Prostitution 2017 – Mord und Totschlag im Milieu – Schutzgedanke verfehlt?
In den vergangenen Monaten hörte man mehrmals von „Hurenmorden“ in Deutschland. Ende 2016 wurde eine ungarische Sexworkerin in Chemnitz in ihren Räumen erstochen, im November 2016 wurde zwei Frau in Wolfsburg und Peine (Niedersachsen) getötet und heute wird aktuell über ein weiteres Verbrechen in Freiburg (Schweiz) berichtet, wo ebenfalls eine Sexworkerin ihr Leben verlor. Vorfälle, die es im Bereich der Prostitution schon immer gab und die es auch weiterhin leider geben wird, da es nun mal Triebtäter und Menschen mit entarteten Allmachts-Fantasien gibt und zudem einige Ausführungsformen der Sexwork einfach ein deutlich erhöhtes Risiko haben, mit Straftaten konfrontiert zu werden. Dabei geht es aber nicht immer gleich um Mord und Totschlag: auch Vergewaltigungen, Körperverletzungen und Raubdelikte kommen immer wieder vor.

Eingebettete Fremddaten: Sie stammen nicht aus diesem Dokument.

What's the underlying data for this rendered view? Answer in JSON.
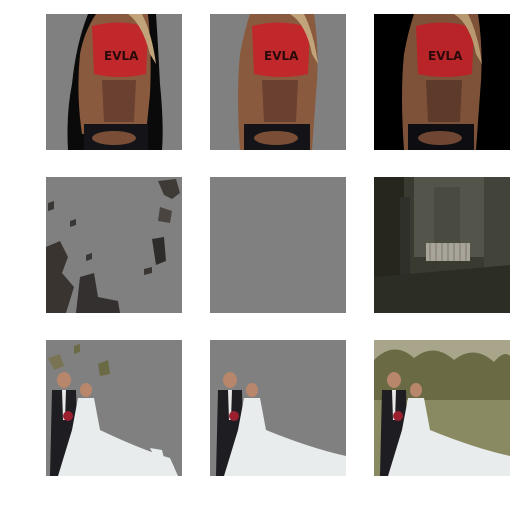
{
  "figure": {
    "rows": [
      {
        "tiles": [
          {
            "name": "fitness-segmented-blackhalo",
            "background": "#808080"
          },
          {
            "name": "fitness-segmented-clean",
            "background": "#808080"
          },
          {
            "name": "fitness-original",
            "background": "#000000"
          }
        ]
      },
      {
        "tiles": [
          {
            "name": "street-segmented-fragments",
            "background": "#808080"
          },
          {
            "name": "street-segmented-empty",
            "background": "#808080"
          },
          {
            "name": "street-original",
            "background": "#3a3b30"
          }
        ]
      },
      {
        "tiles": [
          {
            "name": "wedding-segmented-noisy",
            "background": "#808080"
          },
          {
            "name": "wedding-segmented-clean",
            "background": "#808080"
          },
          {
            "name": "wedding-original",
            "background": "#8f8e6a"
          }
        ]
      }
    ],
    "colors": {
      "mask_gray": "#808080",
      "skin": "#9a6a4c",
      "skin_shadow": "#5a3a28",
      "hair": "#c2a47a",
      "red_top": "#c0282c",
      "dress": "#e8ecec",
      "suit": "#1d1d22",
      "foliage": "#6a6a44"
    }
  }
}
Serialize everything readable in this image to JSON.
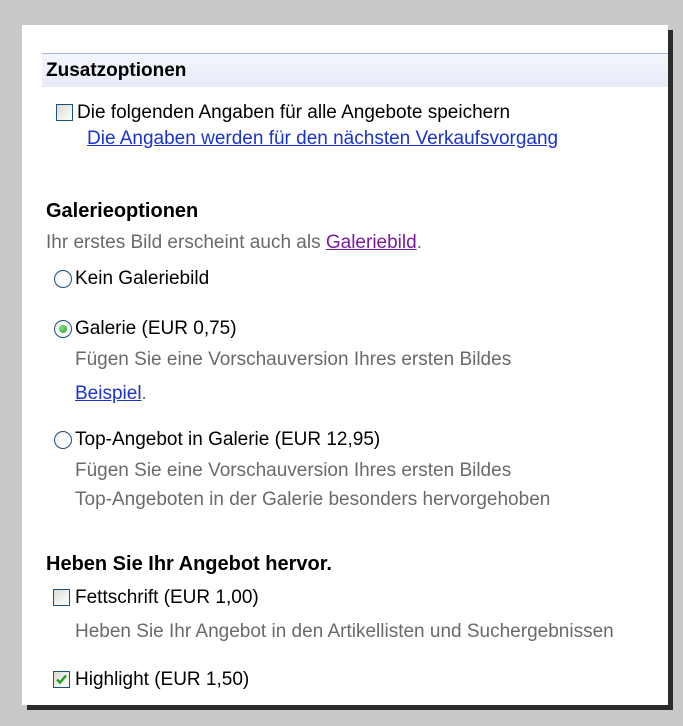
{
  "zusatz": {
    "header": "Zusatzoptionen",
    "save_label": "Die folgenden Angaben für alle Angebote speichern",
    "save_link": "Die Angaben werden für den nächsten Verkaufsvorgang"
  },
  "galerie": {
    "title": "Galerieoptionen",
    "intro_prefix": "Ihr erstes Bild erscheint auch als",
    "intro_link": "Galeriebild",
    "intro_suffix": ".",
    "options": [
      {
        "label": "Kein Galeriebild",
        "selected": false
      },
      {
        "label": "Galerie (EUR 0,75)",
        "selected": true,
        "desc": "Fügen Sie eine Vorschauversion Ihres ersten Bildes",
        "example_link": "Beispiel",
        "example_suffix": "."
      },
      {
        "label": "Top-Angebot in Galerie (EUR 12,95)",
        "selected": false,
        "desc1": "Fügen Sie eine Vorschauversion Ihres ersten Bildes",
        "desc2": "Top-Angeboten in der Galerie besonders hervorgehoben"
      }
    ]
  },
  "highlight": {
    "title": "Heben Sie Ihr Angebot hervor.",
    "options": [
      {
        "label": "Fettschrift (EUR 1,00)",
        "checked": false,
        "desc": "Heben Sie Ihr Angebot in den Artikellisten und Suchergebnissen"
      },
      {
        "label": "Highlight (EUR 1,50)",
        "checked": true
      }
    ]
  },
  "colors": {
    "link": "#1a33cc",
    "visited_link": "#7a1aa0",
    "gray_text": "#6a6a6a",
    "header_bg": "#e7ebf8"
  }
}
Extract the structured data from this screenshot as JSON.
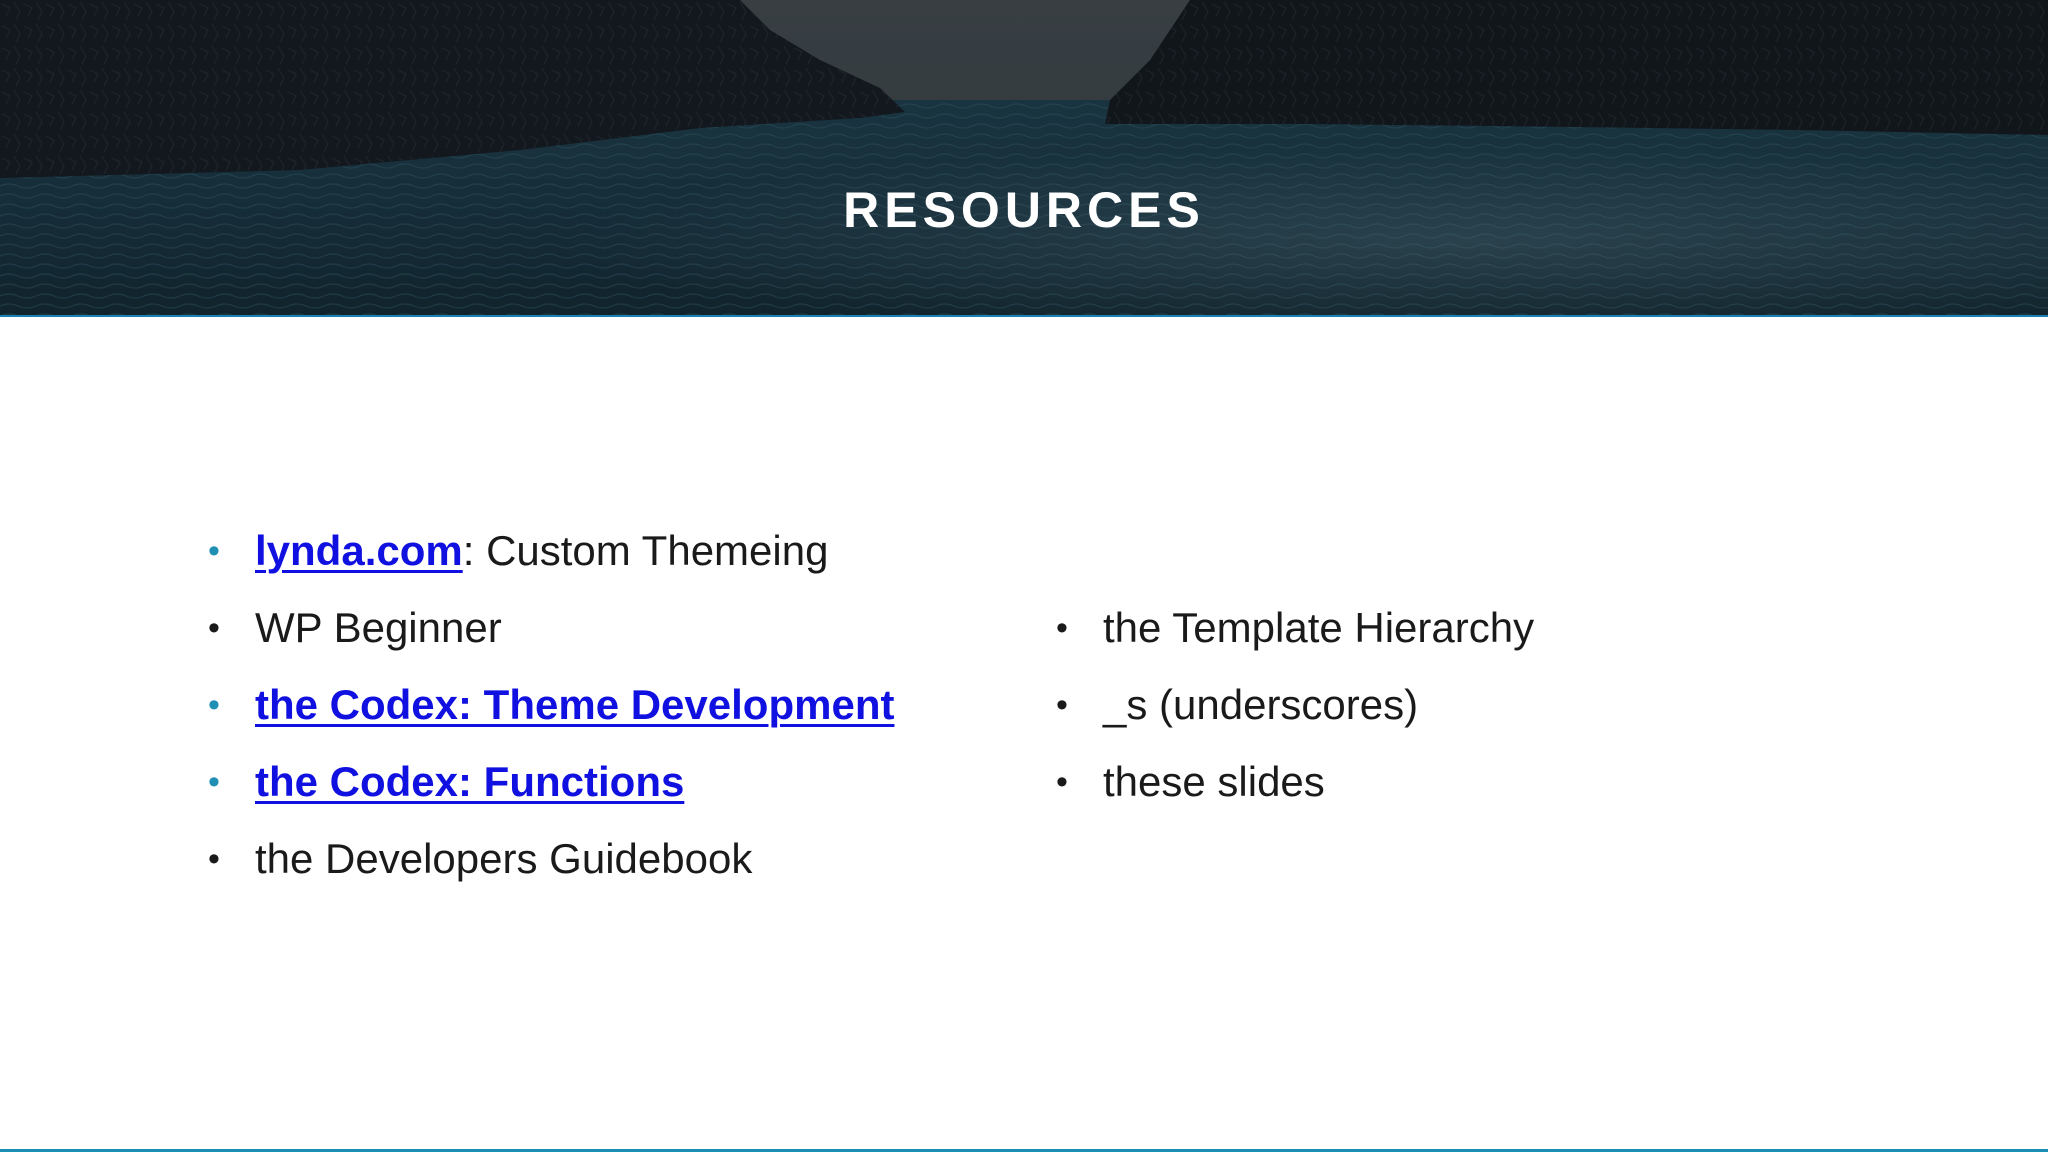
{
  "slide": {
    "title": "RESOURCES",
    "left_items": [
      {
        "link": "lynda.com",
        "text": ": Custom Themeing"
      },
      {
        "link": "",
        "text": "WP Beginner"
      },
      {
        "link": "the Codex: Theme Development",
        "text": ""
      },
      {
        "link": "the Codex: Functions",
        "text": ""
      },
      {
        "link": "",
        "text": "the Developers Guidebook"
      }
    ],
    "right_items": [
      {
        "text": "the Template Hierarchy"
      },
      {
        "text": "_s (underscores)"
      },
      {
        "text": "these slides"
      }
    ],
    "bullet_char": "•"
  },
  "colors": {
    "link": "#1010e0",
    "accent_bullet": "#1f8fb4",
    "text": "#1a1a1a",
    "rule": "#1b7fb3"
  }
}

Falls man nachts in einem dunklen Industriegebiet steht und auf dem Straßenstrich auf Kundschaft wartet, ist man überdurchschnittlich gefährdet, wenn man zu einer unbekannten Person ins Auto steigt. Ähnlich ist es, wenn man in einem anonymen 100-Appartement-Wohnblock alleine arbeitet oder sich als Escort ohne Schutzmaßnahmen zu irgendwelchen unbekannten Orten bestellen lässt. Beim Straßenstrich nützt es da recht wenig, wenn eine Kollegin die Autonummer des Kunden notiert hat oder wenn eine Escort-Lady ihrer Agentur eine Besuchsadresse vorab meldet. Wenn sich der vermeintliche Kunde als Mörder entpuppt, hat die Polizei zwar im Nachhinein mit Autokennzeichen oder mit der bekannten Besuchsadresse zwar sehr wichtige Anhaltspunkte für die Fahndung nach dem Täter, die getötete Person ist dann aber eben schon tot und kann sich über eine Festnahme eben nicht mehr freuen! Klingt brutal und ist es auch!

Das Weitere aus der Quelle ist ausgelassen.